Le Manoir des Chocottes, une pièce pour les enfants à partir de 5 ans. Guignol et Gnafron, les deux personnages principaux deviennent subitement propriétaires d’un manoir hanté par des fantômes écossais. Dans la salle du théâtre de Guignol de Lyon, une majorité d’enfants qui scrutent ces marionnettes de bois et de tissus qui gesticulent au-dessus de la tête de comédiens invisibles.
Le Manoir des Chocottes (The Scary Manor) is a play for children aged 5 and up. Guignol and Gnafron, the two main characters, suddenly become owners of a manor haunted by Scottish ghosts. In the Guignol theatre room in Lyon, the majority are children, closely watching the puppets made of wood and fabric, gesticulating over the heads of invisible actors.
-Gnafron ?
-Ben je suis là !
-Oh Gnafron, ah ah ah, ça va ?
-Salut, ben dis donc t’es rudement en retard !
-Oh ben dis donc quand je suis arrivé, t’étais pas là.
-Ben évidemment, si j’étais là, mais tu y étais pas, t’es passé comme un rat, enfin bon
-Ah bon.
-Regarde voir qui c’est qu’est là.
-Ah ben, ils sont pas en retard eux dis donc.

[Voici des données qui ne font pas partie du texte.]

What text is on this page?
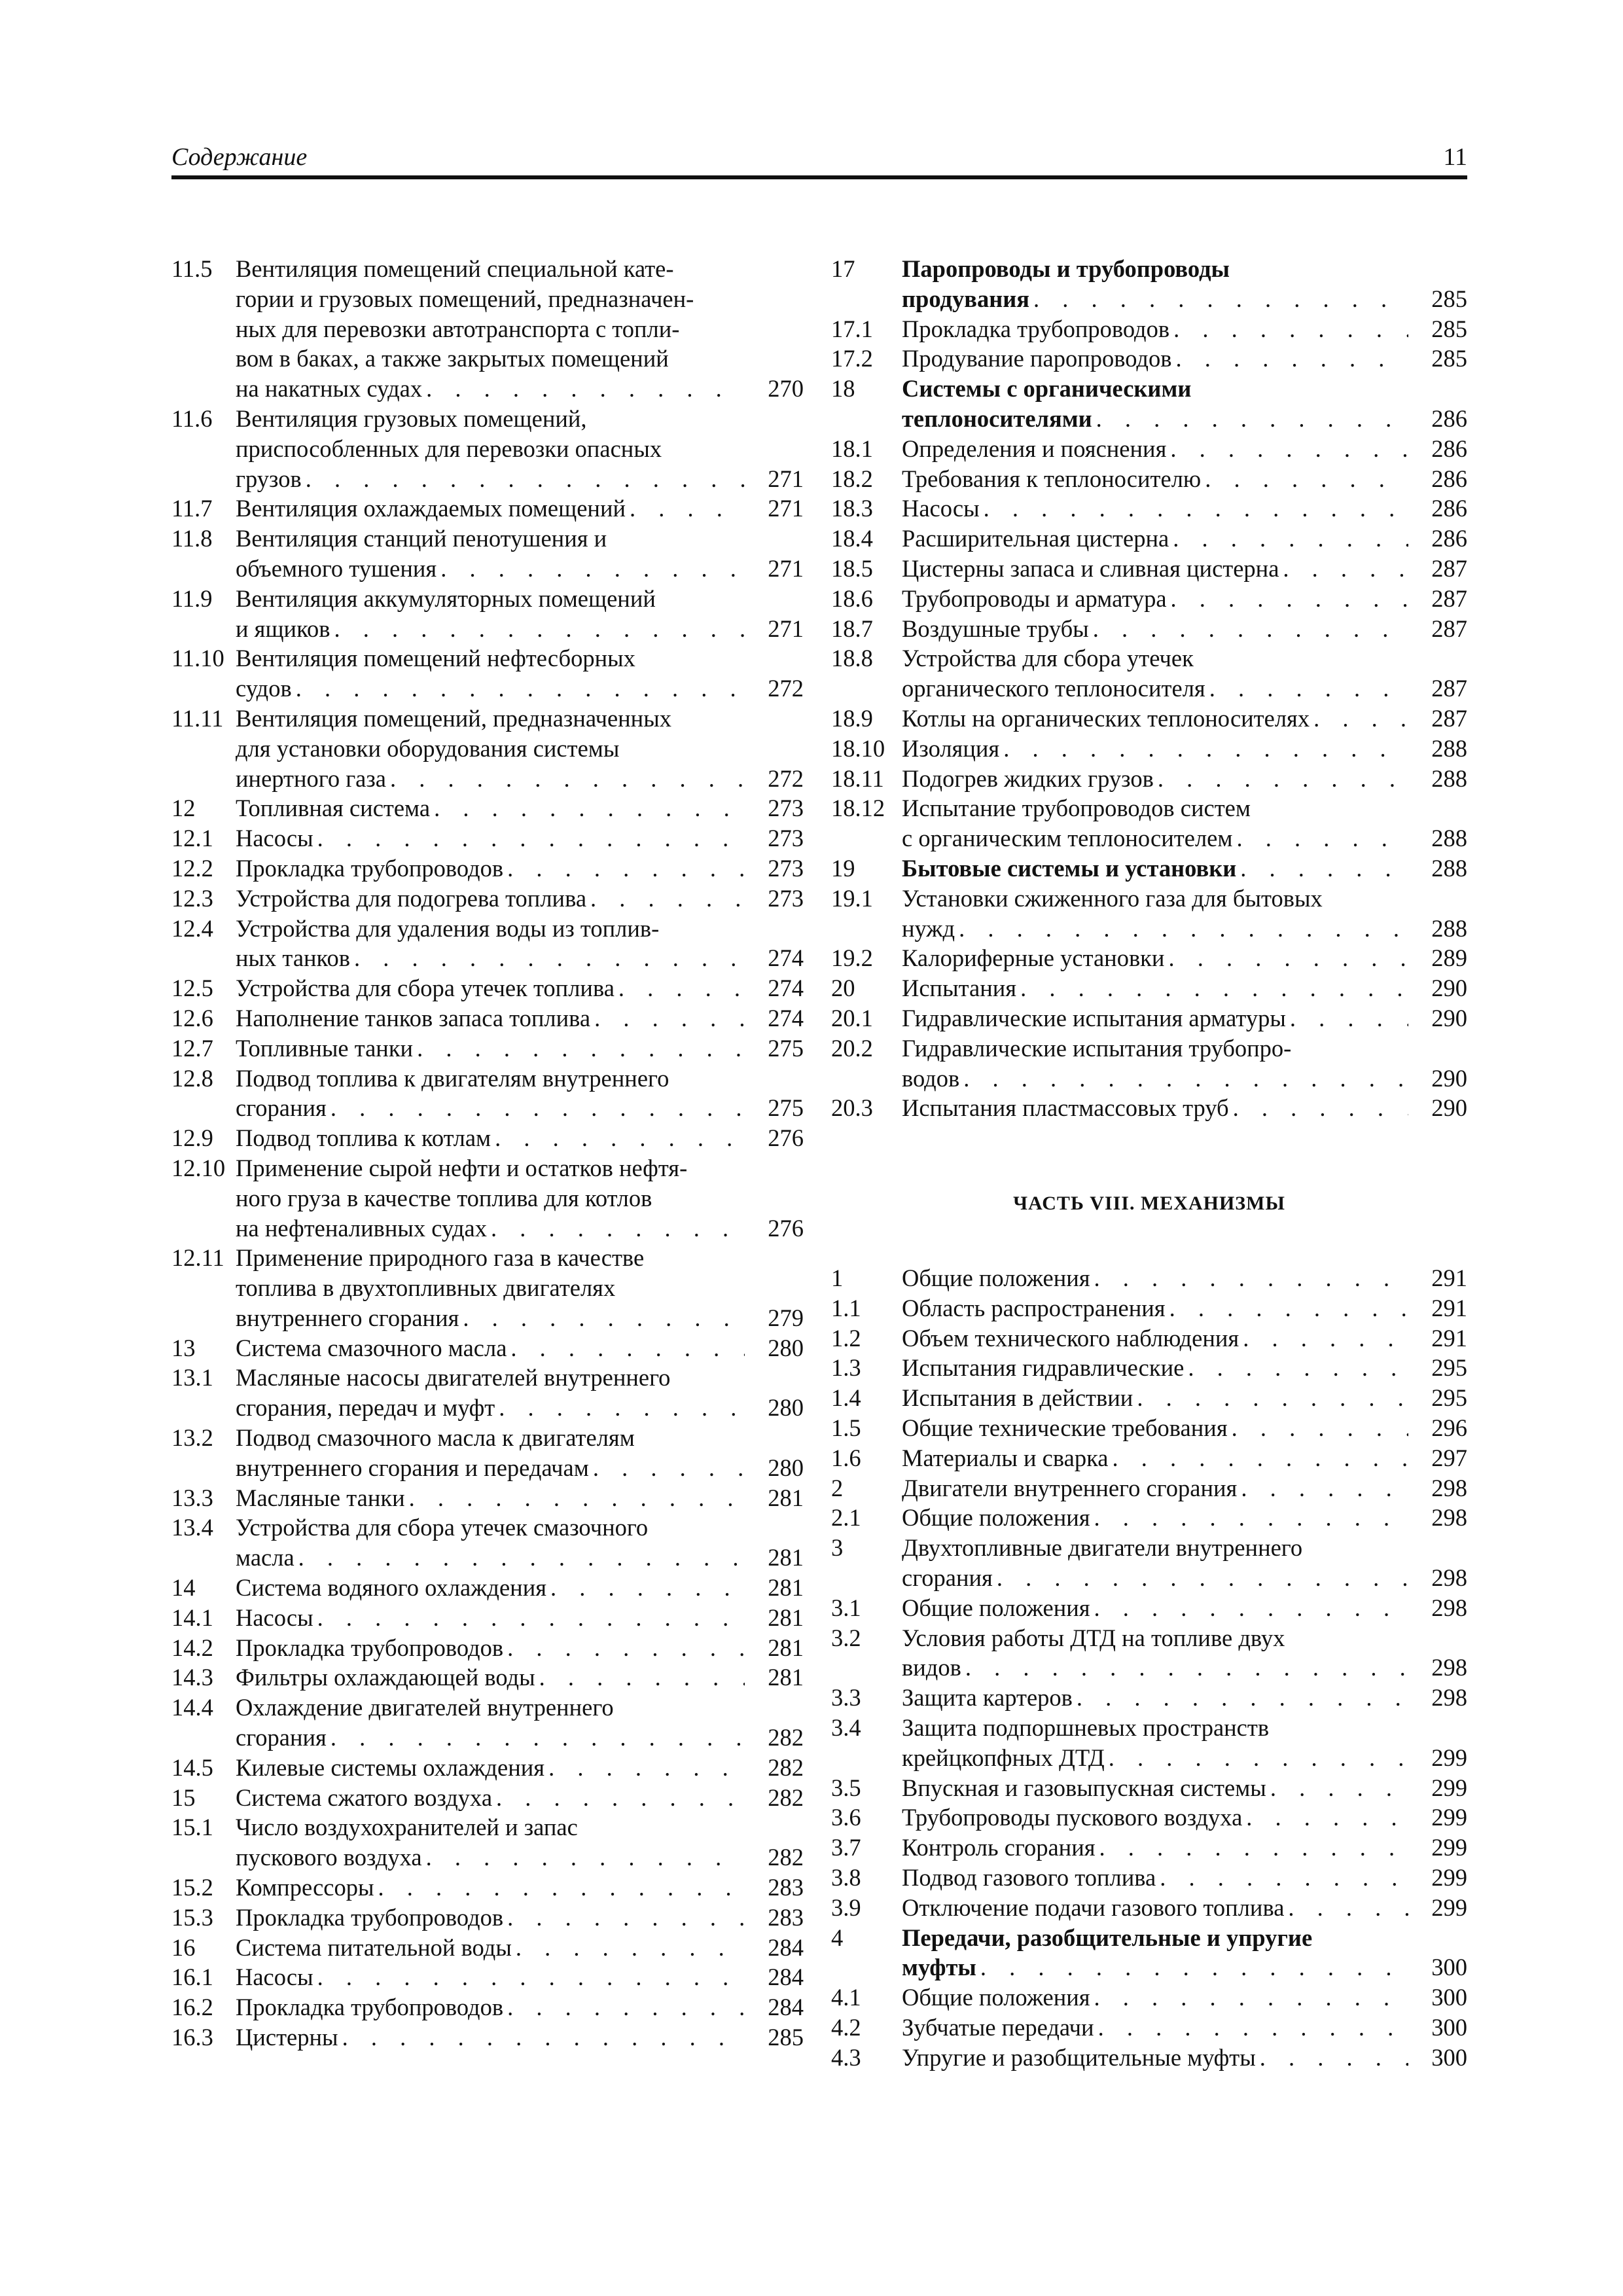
Содержание	11
11.5 Вентиляция помещений специальной кате-
гории и грузовых помещений, предназначен-
ных для перевозки автотранспорта с топли-
вом в баках, а также закрытых помещений
на накатных судах . . .	270
11.6 Вентиляция грузовых помещений,
приспособленных для перевозки опасных
грузов . . .	271
11.7 Вентиляция охлаждаемых помещений . . .	271
11.8 Вентиляция станций пенотушения и
объемного тушения . . .	271
11.9 Вентиляция аккумуляторных помещений
и ящиков . . .	271
11.10 Вентиляция помещений нефтесборных
судов . . .	272
11.11 Вентиляция помещений, предназначенных
для установки оборудования системы
инертного газа . . .	272
12 Топливная система . . .	273
12.1 Насосы . . .	273
12.2 Прокладка трубопроводов . . .	273
12.3 Устройства для подогрева топлива . . .	273
12.4 Устройства для удаления воды из топлив-
ных танков . . .	274
12.5 Устройства для сбора утечек топлива . . .	274
12.6 Наполнение танков запаса топлива . . .	274
12.7 Топливные танки . . .	275
12.8 Подвод топлива к двигателям внутреннего
сгорания . . .	275
12.9 Подвод топлива к котлам . . .	276
12.10 Применение сырой нефти и остатков нефтя-
ного груза в качестве топлива для котлов
на нефтеналивных судах . . .	276
12.11 Применение природного газа в качестве
топлива в двухтопливных двигателях
внутреннего сгорания . . .	279
13 Система смазочного масла . . .	280
13.1 Масляные насосы двигателей внутреннего
сгорания, передач и муфт . . .	280
13.2 Подвод смазочного масла к двигателям
внутреннего сгорания и передачам . . .	280
13.3 Масляные танки . . .	281
13.4 Устройства для сбора утечек смазочного
масла . . .	281
14 Система водяного охлаждения . . .	281
14.1 Насосы . . .	281
14.2 Прокладка трубопроводов . . .	281
14.3 Фильтры охлаждающей воды . . .	281
14.4 Охлаждение двигателей внутреннего
сгорания . . .	282
14.5 Килевые системы охлаждения . . .	282
15 Система сжатого воздуха . . .	282
15.1 Число воздухохранителей и запас
пускового воздуха . . .	282
15.2 Компрессоры . . .	283
15.3 Прокладка трубопроводов . . .	283
16 Система питательной воды . . .	284
16.1 Насосы . . .	284
16.2 Прокладка трубопроводов . . .	284
16.3 Цистерны . . .	285
17 Паропроводы и трубопроводы
продувания . . .	285
17.1 Прокладка трубопроводов . . .	285
17.2 Продувание паропроводов . . .	285
18 Системы с органическими
теплоносителями . . .	286
18.1 Определения и пояснения . . .	286
18.2 Требования к теплоносителю . . .	286
18.3 Насосы . . .	286
18.4 Расширительная цистерна . . .	286
18.5 Цистерны запаса и сливная цистерна . . .	287
18.6 Трубопроводы и арматура . . .	287
18.7 Воздушные трубы . . .	287
18.8 Устройства для сбора утечек
органического теплоносителя . . .	287
18.9 Котлы на органических теплоносителях . . .	287
18.10 Изоляция . . .	288
18.11 Подогрев жидких грузов . . .	288
18.12 Испытание трубопроводов систем
с органическим теплоносителем . . .	288
19 Бытовые системы и установки . . .	288
19.1 Установки сжиженного газа для бытовых
нужд . . .	288
19.2 Калориферные установки . . .	289
20 Испытания . . .	290
20.1 Гидравлические испытания арматуры . . .	290
20.2 Гидравлические испытания трубопро-
водов . . .	290
20.3 Испытания пластмассовых труб . . .	290
ЧАСТЬ VIII. МЕХАНИЗМЫ
1 Общие положения . . .	291
1.1 Область распространения . . .	291
1.2 Объем технического наблюдения . . .	291
1.3 Испытания гидравлические . . .	295
1.4 Испытания в действии . . .	295
1.5 Общие технические требования . . .	296
1.6 Материалы и сварка . . .	297
2 Двигатели внутреннего сгорания . . .	298
2.1 Общие положения . . .	298
3 Двухтопливные двигатели внутреннего
сгорания . . .	298
3.1 Общие положения . . .	298
3.2 Условия работы ДТД на топливе двух
видов . . .	298
3.3 Защита картеров . . .	298
3.4 Защита подпоршневых пространств
крейцкопфных ДТД . . .	299
3.5 Впускная и газовыпускная системы . . .	299
3.6 Трубопроводы пускового воздуха . . .	299
3.7 Контроль сгорания . . .	299
3.8 Подвод газового топлива . . .	299
3.9 Отключение подачи газового топлива . . .	299
4 Передачи, разобщительные и упругие
муфты . . .	300
4.1 Общие положения . . .	300
4.2 Зубчатые передачи . . .	300
4.3 Упругие и разобщительные муфты . . .	300
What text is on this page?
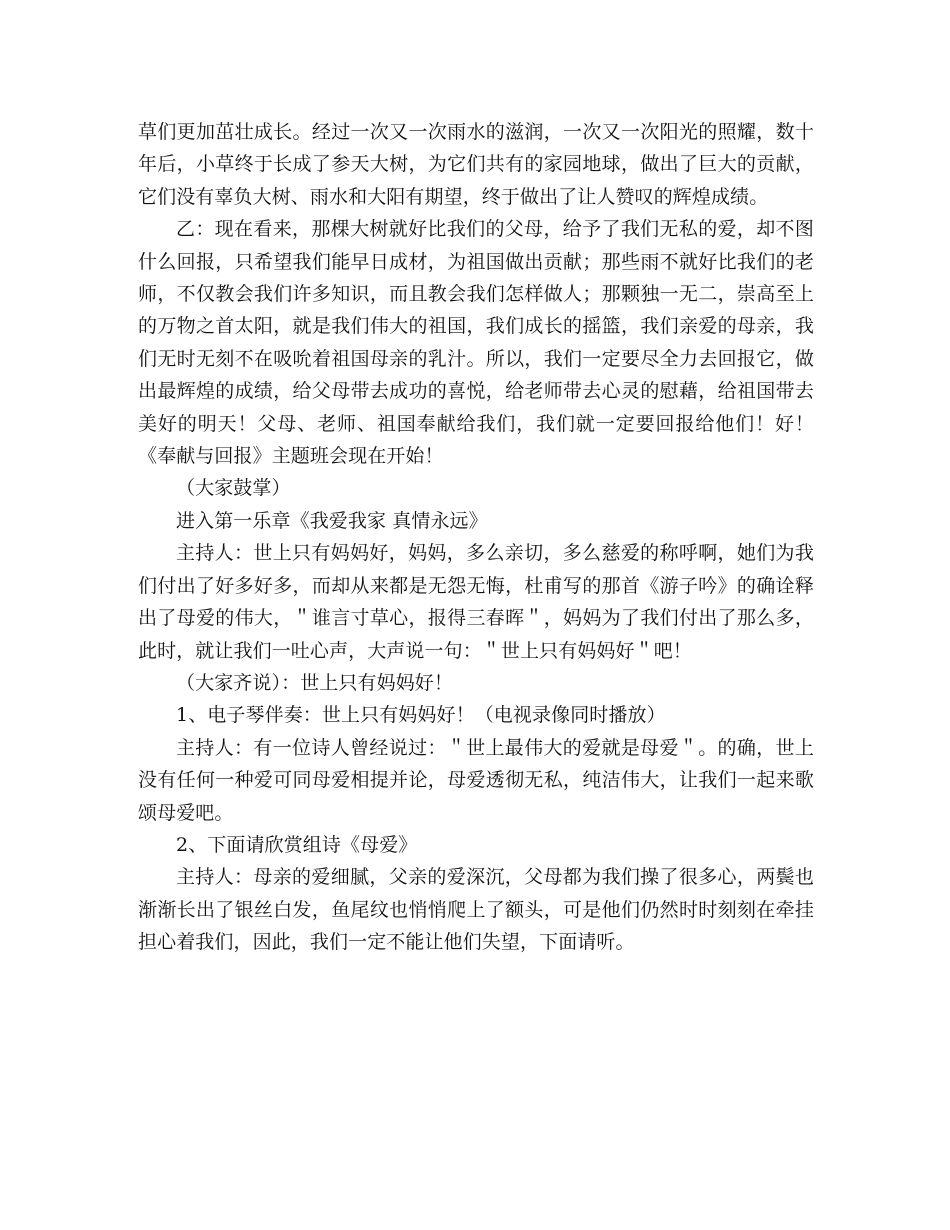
草们更加茁壮成长。经过一次又一次雨水的滋润，一次又一次阳光的照耀，数十年后，小草终于长成了参天大树，为它们共有的家园地球，做出了巨大的贡献，它们没有辜负大树、雨水和大阳有期望，终于做出了让人赞叹的辉煌成绩。

乙：现在看来，那棵大树就好比我们的父母，给予了我们无私的爱，却不图什么回报，只希望我们能早日成材，为祖国做出贡献；那些雨不就好比我们的老师，不仅教会我们许多知识，而且教会我们怎样做人；那颗独一无二，崇高至上的万物之首太阳，就是我们伟大的祖国，我们成长的摇篮，我们亲爱的母亲，我们无时无刻不在吸吮着祖国母亲的乳汁。所以，我们一定要尽全力去回报它，做出最辉煌的成绩，给父母带去成功的喜悦，给老师带去心灵的慰藉，给祖国带去美好的明天！父母、老师、祖国奉献给我们，我们就一定要回报给他们！好！《奉献与回报》主题班会现在开始！

（大家鼓掌）

进入第一乐章《我爱我家 真情永远》

主持人：世上只有妈妈好，妈妈，多么亲切，多么慈爱的称呼啊，她们为我们付出了好多好多，而却从来都是无怨无悔，杜甫写的那首《游子吟》的确诠释出了母爱的伟大，＂谁言寸草心，报得三春晖＂，妈妈为了我们付出了那么多，此时，就让我们一吐心声，大声说一句：＂世上只有妈妈好＂吧！

（大家齐说）：世上只有妈妈好！

1、电子琴伴奏：世上只有妈妈好！（电视录像同时播放）

主持人：有一位诗人曾经说过：＂世上最伟大的爱就是母爱＂。的确，世上没有任何一种爱可同母爱相提并论，母爱透彻无私，纯洁伟大，让我们一起来歌颂母爱吧。

2、下面请欣赏组诗《母爱》

主持人：母亲的爱细腻，父亲的爱深沉，父母都为我们操了很多心，两鬓也渐渐长出了银丝白发，鱼尾纹也悄悄爬上了额头，可是他们仍然时时刻刻在牵挂担心着我们，因此，我们一定不能让他们失望，下面请听。
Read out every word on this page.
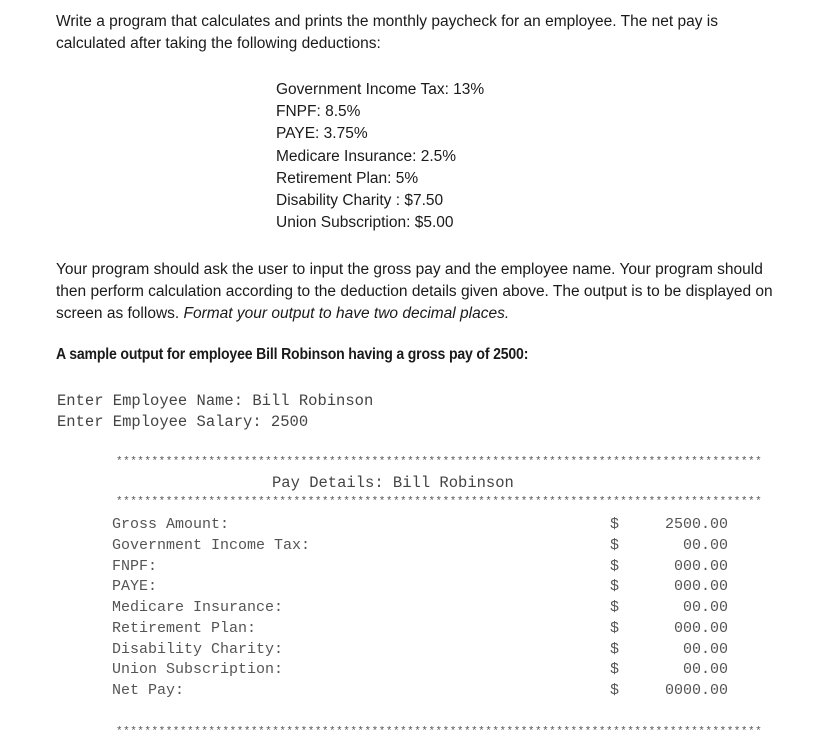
Write a program that calculates and prints the monthly paycheck for an employee. The net pay is calculated after taking the following deductions:
Government Income Tax: 13%
FNPF: 8.5%
PAYE: 3.75%
Medicare Insurance: 2.5%
Retirement Plan: 5%
Disability Charity : $7.50
Union Subscription: $5.00
Your program should ask the user to input the gross pay and the employee name. Your program should then perform calculation according to the deduction details given above. The output is to be displayed on screen as follows. Format your output to have two decimal places.
A sample output for employee Bill Robinson having a gross pay of 2500:
Enter Employee Name: Bill Robinson
Enter Employee Salary: 2500
*******************************************************************************************
Pay Details: Bill Robinson
*******************************************************************************************
Gross Amount:	$	2500.00
Government Income Tax:	$	00.00
FNPF:	$	000.00
PAYE:	$	000.00
Medicare Insurance:	$	00.00
Retirement Plan:	$	000.00
Disability Charity:	$	00.00
Union Subscription:	$	00.00
Net Pay:	$	0000.00
*******************************************************************************************
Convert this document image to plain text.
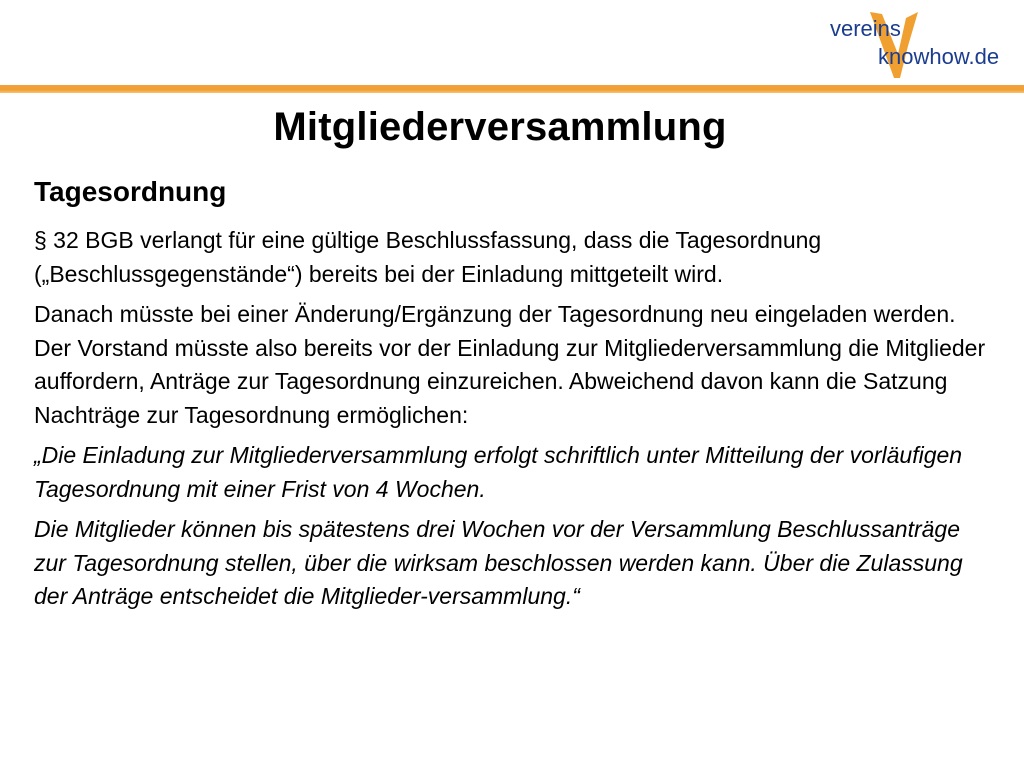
vereins
knowhow.de
Mitgliederversammlung
Tagesordnung

§ 32 BGB verlangt für eine gültige Beschlussfassung, dass die Tagesordnung („Beschlussgegenstände“) bereits bei der Einladung mittgeteilt wird.

Danach müsste bei einer Änderung/Ergänzung der Tagesordnung neu eingeladen werden. Der Vorstand müsste also bereits vor der Einladung zur Mitgliederversammlung die Mitglieder auffordern, Anträge zur Tagesordnung einzureichen. Abweichend davon kann die Satzung Nachträge zur Tagesordnung ermöglichen:

„Die Einladung zur Mitgliederversammlung erfolgt schriftlich unter Mitteilung der vorläufigen Tagesordnung mit einer Frist von 4 Wochen.

Die Mitglieder können bis spätestens drei Wochen vor der Versammlung Beschlussanträge zur Tagesordnung stellen, über die wirksam beschlossen werden kann. Über die Zulassung der Anträge entscheidet die Mitglieder-versammlung.“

-Ah ben salut les gones, bonjour tout le monde
-Bonjour…
-Vous allez bien ?
-Ouiiii !
-Et ben tant mieux !
-Et ben tant mieux !
-Avec Guignol on est rudement content de vous voir…
-Gnafron?
-Uh, I’m here!
-Oh Gnafron, oh, oh, oh, are you okay?
-Hi, say there, you’re really late!
-Well, say, when I got here, you weren’t here.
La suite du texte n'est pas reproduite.